Czy wiedziałeś to wszystko?! Dobrze. Spróbuj. Spróbuj to wprowadzić do swojego życia.
Jak patrzymy na innych ludzi?
Czy wciąż patrzymy na to, co okropne, co kłujące, czy też patrzymy na kwiecie?
Można naturalnie powiedzieć: „Jest to głupie, że róża ma kolce”.
Lecz my możemy zmienić perspektywę i powiedzieć: „To jest piękne, że takie piękne kwiecie ma kolce”.
Na co patrzymy?
Co spostrzegamy?
VI.
Z zapachu róży, który wdychamy, czerpiemy nową nadzieję.
Przyglądamy się różom i poprzez blask płatków kwiecia, widzimy Królestwo Boże.
Nasz świat, z różą stał się inny, niż przedtem.
To było doświadczenie tego, który dawno temu pisał: „Z korzeni wystrzeliła krucha róża”.
Pamiętacie, droga wspólnoto, tę adwentowo- bożonarodzeniową pieśń?

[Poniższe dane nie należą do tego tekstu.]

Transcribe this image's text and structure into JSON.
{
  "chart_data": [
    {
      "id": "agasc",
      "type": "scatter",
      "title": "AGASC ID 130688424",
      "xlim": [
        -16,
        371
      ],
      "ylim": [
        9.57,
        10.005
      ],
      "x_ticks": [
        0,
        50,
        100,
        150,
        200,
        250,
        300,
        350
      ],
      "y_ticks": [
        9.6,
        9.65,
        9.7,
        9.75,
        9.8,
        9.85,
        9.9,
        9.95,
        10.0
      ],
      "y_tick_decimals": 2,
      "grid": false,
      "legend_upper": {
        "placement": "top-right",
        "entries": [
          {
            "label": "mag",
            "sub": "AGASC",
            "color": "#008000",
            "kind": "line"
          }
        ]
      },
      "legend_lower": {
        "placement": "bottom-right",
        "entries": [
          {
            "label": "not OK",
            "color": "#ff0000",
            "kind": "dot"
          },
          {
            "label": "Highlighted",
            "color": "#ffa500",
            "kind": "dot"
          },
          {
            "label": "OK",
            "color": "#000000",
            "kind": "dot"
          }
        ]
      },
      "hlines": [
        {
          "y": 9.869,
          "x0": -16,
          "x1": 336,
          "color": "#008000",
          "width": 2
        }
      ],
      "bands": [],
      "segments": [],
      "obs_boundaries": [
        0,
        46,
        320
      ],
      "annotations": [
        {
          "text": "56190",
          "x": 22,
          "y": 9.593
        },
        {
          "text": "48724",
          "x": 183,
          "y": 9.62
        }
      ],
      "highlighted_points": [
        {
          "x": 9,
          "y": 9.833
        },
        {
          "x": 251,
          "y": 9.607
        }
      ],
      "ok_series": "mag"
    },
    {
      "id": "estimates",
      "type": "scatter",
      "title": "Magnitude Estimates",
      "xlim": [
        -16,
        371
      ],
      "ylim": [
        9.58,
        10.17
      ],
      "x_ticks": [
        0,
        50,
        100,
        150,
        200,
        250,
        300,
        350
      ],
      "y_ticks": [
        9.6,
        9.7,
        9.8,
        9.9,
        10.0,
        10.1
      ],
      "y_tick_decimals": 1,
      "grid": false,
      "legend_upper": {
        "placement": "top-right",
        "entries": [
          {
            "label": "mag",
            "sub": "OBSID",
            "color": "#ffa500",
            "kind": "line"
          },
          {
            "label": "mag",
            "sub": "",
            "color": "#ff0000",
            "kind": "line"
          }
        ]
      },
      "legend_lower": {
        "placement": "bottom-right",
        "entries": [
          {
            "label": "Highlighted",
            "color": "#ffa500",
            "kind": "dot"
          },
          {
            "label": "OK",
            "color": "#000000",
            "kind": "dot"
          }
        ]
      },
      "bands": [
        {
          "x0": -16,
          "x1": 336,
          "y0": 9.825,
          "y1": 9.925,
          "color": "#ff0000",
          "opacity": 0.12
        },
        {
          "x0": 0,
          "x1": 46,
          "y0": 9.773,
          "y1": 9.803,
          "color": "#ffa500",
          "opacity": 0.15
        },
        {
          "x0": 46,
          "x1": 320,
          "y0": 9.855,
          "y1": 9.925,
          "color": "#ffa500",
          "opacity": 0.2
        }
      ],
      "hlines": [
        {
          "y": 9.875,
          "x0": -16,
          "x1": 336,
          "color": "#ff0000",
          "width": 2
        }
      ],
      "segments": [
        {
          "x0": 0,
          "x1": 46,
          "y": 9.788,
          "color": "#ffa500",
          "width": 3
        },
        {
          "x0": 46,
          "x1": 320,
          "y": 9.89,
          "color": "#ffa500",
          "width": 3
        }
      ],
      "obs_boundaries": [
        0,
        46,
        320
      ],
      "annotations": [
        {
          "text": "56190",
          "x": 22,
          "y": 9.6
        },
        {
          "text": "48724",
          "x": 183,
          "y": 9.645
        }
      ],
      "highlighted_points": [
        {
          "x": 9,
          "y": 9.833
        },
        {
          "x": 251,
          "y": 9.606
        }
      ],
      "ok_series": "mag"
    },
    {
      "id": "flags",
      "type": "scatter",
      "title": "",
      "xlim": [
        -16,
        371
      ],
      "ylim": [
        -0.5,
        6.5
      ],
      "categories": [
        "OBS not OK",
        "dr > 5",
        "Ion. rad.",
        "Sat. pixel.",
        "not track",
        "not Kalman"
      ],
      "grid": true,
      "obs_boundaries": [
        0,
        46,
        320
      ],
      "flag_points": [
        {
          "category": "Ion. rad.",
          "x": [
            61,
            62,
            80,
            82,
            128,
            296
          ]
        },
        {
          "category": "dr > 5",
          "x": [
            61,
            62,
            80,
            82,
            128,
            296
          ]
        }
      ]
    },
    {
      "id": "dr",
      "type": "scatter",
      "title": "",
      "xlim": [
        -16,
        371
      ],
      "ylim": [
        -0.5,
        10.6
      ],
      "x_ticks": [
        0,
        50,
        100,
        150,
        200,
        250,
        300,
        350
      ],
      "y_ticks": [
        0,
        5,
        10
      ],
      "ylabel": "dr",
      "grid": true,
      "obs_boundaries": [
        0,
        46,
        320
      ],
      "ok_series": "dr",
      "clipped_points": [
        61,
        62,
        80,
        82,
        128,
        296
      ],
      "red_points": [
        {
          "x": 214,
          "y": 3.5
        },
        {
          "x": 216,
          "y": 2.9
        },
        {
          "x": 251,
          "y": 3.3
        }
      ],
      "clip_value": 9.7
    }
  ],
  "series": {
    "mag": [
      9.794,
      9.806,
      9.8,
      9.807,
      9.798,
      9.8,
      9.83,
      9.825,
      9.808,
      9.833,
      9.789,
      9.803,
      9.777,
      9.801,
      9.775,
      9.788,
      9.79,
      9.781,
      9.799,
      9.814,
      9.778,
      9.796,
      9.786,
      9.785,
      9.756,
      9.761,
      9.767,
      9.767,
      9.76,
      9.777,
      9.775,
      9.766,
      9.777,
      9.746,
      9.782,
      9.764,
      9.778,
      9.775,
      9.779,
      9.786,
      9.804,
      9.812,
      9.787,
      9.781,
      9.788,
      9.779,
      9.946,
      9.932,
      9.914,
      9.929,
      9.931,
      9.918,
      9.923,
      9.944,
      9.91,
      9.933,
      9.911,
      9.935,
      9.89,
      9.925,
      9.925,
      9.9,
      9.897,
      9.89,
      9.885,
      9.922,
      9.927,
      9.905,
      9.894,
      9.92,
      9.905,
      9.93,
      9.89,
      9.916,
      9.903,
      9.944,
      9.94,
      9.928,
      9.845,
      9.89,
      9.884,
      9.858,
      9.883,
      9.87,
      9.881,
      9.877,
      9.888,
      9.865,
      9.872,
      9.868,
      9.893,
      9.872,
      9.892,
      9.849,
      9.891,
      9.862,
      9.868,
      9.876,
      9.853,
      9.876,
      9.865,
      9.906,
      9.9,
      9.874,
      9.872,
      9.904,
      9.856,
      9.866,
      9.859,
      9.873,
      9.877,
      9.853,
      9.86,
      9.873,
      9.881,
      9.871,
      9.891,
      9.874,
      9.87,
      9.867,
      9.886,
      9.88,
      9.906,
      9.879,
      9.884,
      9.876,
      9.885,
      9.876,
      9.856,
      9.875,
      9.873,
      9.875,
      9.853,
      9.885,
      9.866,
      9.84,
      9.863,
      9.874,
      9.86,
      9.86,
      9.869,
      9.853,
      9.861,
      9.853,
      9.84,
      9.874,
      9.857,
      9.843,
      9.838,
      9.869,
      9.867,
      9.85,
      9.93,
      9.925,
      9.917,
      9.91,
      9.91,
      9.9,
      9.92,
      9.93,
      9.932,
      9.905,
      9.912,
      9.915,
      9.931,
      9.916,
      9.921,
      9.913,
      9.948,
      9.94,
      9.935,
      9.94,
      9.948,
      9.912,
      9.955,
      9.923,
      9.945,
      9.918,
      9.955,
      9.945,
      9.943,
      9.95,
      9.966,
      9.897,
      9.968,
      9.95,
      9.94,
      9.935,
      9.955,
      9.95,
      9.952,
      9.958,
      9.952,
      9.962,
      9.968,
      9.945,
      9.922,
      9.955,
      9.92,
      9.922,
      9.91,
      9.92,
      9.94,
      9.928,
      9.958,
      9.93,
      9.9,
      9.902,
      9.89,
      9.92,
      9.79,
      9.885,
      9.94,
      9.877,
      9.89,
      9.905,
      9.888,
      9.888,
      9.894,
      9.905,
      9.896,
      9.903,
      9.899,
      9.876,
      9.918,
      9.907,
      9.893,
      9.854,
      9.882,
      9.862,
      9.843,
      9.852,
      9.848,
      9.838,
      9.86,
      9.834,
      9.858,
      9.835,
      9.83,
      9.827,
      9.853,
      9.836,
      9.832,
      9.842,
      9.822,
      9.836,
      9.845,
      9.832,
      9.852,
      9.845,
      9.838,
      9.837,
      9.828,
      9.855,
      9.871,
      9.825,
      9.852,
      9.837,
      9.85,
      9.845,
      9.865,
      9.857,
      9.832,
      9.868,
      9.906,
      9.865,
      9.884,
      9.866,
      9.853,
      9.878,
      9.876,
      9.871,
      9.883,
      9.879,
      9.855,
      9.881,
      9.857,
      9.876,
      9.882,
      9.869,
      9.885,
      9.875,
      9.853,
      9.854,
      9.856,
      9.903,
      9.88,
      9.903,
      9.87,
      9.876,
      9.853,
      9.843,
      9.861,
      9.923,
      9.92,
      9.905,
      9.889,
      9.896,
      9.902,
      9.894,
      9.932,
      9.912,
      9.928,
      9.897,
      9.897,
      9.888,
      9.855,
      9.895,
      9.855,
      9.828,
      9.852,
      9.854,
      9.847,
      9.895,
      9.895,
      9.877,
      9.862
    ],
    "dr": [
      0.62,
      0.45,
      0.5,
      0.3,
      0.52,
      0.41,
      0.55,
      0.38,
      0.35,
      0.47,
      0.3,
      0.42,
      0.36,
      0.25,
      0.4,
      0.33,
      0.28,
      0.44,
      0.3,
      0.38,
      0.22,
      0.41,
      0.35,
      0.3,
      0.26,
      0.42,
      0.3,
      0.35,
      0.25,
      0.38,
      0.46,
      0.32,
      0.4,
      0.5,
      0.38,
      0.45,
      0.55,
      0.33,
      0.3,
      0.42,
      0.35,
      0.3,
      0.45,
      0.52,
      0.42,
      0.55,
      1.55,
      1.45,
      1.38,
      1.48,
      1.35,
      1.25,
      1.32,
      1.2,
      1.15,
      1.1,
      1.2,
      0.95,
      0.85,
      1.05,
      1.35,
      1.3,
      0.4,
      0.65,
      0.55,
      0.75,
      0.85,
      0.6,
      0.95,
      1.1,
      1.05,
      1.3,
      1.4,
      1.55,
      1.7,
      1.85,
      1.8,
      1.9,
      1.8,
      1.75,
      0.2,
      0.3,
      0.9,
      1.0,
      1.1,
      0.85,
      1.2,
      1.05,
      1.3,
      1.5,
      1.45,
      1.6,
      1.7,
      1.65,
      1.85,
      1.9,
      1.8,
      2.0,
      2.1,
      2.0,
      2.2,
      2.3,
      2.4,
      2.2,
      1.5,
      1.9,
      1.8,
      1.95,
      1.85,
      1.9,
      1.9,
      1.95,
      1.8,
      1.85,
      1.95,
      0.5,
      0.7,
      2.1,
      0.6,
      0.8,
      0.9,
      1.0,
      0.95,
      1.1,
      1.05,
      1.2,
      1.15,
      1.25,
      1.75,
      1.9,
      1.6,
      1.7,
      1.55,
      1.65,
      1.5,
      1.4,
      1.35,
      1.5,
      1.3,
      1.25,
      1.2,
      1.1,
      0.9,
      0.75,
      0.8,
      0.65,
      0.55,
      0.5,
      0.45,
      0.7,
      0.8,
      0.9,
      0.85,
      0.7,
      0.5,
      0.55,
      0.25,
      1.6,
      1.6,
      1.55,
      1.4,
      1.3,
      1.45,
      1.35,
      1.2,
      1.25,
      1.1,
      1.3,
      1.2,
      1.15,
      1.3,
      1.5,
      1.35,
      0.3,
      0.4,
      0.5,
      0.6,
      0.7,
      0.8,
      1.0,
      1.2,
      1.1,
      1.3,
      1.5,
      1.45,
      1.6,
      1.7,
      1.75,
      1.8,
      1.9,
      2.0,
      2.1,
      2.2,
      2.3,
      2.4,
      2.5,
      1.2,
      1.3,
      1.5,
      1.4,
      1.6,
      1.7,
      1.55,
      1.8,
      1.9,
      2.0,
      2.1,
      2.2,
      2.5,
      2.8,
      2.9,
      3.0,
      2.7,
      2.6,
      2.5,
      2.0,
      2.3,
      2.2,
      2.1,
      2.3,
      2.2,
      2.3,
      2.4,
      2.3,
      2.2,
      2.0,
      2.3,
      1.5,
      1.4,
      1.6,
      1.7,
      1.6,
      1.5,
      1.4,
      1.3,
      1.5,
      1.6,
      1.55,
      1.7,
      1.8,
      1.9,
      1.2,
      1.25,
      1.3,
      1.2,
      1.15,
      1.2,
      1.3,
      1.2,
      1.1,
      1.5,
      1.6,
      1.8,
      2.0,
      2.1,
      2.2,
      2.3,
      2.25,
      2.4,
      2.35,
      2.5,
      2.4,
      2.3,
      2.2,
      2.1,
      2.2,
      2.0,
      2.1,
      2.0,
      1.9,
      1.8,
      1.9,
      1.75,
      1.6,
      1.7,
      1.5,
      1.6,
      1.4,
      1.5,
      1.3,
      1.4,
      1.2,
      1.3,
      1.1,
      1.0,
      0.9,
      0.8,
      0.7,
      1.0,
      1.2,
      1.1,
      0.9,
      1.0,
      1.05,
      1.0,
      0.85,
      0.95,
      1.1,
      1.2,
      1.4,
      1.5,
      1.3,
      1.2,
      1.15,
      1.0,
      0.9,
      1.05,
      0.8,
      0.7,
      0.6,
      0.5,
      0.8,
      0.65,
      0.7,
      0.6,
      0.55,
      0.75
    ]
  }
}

Pośród mroźnej zimy zakwita róża: Jezus Chrystus. Ten kwiat przezwycięża nawet pogodę; ta róża przezwycięża nawet śmierć… i ofiaruje nowe życie. Można to zaobserwować (patrząc na różę z Jerycho): rodzą się nowe, zielone pędy.
To jest nasza nadzieja:
- Że nasi zmarli nie zagubili się, lecz są u Boga szczęśliwi.
- Na nas też, choć w tym momencie jesteśmy smutni, czeka nowe życie.
- Że my też możemy tego doświadczyć, że kwitniemy, jak róże, które zasadzone są nad potokiem.
- Że możemy dalej rozprzestrzeniać przyjemny zapach: słowa miłości, miłość bliźniego.
W tym niech nam pomaga Bóg Ojciec, Syn Boży i Duch święty. Amen.